Als er wieder erwachte, war es absolut still und stockdunkel im Zimmer. Pfarrer Brunkhorst rappelte sich auf und tastete nach der Petroleumlampe, die auf dem Tisch stehen musste. Als er sie gefunden hatte, riss er mit zitternden Händen ein Streichholz an und entzündete das Licht. Das Fenster war noch geöffnet, ein leichter Wind bewegte die Gardinen und trieb Nebelschwaden in den Raum.
Der Pfarrer sah sich um und bemerkte, dass er allein im Zimmer war. Er rief nach Vollmer, aber niemand antwortete ihm. Und obwohl der Geistliche daraufhin alle Räume des Hauses durchsuchte, konnte er den Studienrat nirgendwo entdecken.

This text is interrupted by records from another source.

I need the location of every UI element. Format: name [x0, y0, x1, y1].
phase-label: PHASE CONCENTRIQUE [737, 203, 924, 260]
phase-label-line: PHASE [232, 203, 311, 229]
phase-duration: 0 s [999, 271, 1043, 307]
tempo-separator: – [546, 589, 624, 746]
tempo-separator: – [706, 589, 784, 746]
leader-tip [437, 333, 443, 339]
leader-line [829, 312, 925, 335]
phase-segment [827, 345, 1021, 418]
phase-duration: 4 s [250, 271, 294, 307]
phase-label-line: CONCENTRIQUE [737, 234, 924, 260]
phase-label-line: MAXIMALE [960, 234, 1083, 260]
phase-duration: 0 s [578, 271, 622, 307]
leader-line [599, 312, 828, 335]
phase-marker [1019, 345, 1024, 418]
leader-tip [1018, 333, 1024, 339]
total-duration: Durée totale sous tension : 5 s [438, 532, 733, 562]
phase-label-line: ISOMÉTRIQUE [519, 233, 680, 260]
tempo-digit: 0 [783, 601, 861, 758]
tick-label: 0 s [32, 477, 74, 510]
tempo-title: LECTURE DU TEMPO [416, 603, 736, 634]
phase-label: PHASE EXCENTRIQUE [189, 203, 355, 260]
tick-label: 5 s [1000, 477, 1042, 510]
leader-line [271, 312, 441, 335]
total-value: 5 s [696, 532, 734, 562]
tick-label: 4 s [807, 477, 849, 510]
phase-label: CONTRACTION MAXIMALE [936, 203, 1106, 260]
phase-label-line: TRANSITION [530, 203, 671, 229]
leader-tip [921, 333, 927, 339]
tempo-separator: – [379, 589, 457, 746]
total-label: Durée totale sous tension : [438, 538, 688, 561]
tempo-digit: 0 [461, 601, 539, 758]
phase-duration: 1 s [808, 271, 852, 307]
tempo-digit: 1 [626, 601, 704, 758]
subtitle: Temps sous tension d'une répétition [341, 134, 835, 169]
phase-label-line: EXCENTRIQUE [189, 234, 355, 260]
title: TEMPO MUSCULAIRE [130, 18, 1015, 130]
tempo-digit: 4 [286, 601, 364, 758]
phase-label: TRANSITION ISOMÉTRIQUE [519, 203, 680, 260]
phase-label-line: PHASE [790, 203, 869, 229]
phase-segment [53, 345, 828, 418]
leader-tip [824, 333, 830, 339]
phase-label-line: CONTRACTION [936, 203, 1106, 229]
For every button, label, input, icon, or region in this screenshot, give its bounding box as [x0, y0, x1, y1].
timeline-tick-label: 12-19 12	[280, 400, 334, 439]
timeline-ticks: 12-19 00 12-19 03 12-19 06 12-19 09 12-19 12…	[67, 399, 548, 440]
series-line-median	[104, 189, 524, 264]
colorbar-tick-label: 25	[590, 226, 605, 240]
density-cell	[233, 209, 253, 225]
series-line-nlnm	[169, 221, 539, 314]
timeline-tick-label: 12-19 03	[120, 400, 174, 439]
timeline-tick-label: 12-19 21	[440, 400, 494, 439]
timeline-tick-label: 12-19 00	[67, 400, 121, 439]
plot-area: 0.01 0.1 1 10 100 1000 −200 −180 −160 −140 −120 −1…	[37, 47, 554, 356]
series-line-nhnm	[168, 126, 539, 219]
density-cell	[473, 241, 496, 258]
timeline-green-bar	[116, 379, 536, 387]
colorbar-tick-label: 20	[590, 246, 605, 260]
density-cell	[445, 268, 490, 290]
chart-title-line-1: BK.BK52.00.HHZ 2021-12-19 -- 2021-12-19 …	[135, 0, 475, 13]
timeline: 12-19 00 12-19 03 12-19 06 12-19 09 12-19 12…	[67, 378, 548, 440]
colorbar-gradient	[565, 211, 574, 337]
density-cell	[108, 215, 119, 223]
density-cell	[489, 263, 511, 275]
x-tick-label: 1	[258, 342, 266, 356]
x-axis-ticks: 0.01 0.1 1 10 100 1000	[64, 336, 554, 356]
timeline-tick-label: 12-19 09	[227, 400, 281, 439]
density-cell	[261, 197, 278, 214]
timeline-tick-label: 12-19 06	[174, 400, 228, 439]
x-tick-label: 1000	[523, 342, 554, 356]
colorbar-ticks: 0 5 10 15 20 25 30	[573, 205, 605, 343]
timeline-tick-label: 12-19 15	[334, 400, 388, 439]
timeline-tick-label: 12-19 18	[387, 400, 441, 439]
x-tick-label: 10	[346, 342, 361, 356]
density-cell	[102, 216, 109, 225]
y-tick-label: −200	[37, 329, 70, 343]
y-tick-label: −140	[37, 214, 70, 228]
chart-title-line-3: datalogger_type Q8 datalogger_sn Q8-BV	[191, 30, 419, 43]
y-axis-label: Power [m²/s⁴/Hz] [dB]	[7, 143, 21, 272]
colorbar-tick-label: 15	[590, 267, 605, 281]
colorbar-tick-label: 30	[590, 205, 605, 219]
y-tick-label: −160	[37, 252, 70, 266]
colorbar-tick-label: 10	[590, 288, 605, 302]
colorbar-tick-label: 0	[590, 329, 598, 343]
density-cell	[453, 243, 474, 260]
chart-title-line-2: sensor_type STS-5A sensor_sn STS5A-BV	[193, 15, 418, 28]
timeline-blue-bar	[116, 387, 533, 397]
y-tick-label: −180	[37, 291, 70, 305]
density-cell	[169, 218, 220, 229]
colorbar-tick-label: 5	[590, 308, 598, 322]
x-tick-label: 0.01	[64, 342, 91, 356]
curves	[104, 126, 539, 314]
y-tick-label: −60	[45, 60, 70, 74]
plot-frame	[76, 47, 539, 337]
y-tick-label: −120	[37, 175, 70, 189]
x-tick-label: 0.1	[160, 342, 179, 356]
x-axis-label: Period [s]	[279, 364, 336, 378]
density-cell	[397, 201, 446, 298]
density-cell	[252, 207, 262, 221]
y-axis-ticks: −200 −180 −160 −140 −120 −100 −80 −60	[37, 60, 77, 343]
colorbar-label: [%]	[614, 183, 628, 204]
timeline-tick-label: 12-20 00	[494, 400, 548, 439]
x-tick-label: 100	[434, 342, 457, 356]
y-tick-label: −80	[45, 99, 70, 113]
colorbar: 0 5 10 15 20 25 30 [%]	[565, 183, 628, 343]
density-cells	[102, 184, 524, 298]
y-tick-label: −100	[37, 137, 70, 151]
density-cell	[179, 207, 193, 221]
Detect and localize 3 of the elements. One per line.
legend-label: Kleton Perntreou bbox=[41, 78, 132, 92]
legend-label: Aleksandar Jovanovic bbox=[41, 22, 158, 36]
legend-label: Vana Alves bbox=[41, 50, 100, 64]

Die ganze Nacht suchte man nach dem Lehrer. Am Morgen wurde sogar die Polizei hinzugezogen, doch Vollmer blieb verschwunden und wurde seit jener Nacht nicht wieder gesehen.
Einige Tage später ließ man, auf Anraten Pfarrer Brunkhorsts, die Familiengruft der Brams vor Zeugen öffnen. Es herrschte ein wahres Durcheinander hier. Einige der Särge waren von ihren Plätzen verrückt worden, andere waren sogar umgestürzt. Der Deckel von Walter Bram’s Sarg aber lag an der Erde, und in der vordersten Ecke der Grabkammer, gleich neben der Tür, entdeckte man den Leichnam von Walter Bram.
Da sich aber keiner der Anwesenden vorstellen konnte, was hier geschehen war, blieb ihnen nichts anders übrig, als die Särge wieder an ihre alten Plätze zu stellen. Auch die Leiche Walter Brams legte man wieder in ihren Sarg und versiegelte ihn erneut. Außer dem Pfarrer bemerkte wohl niemand, dass dem Toten - während man ihn anhob - ein brauner Hirschhornknopf, an dem noch ein Fetzen grünen Stoffes hing, aus der knöchernen Hand fiel.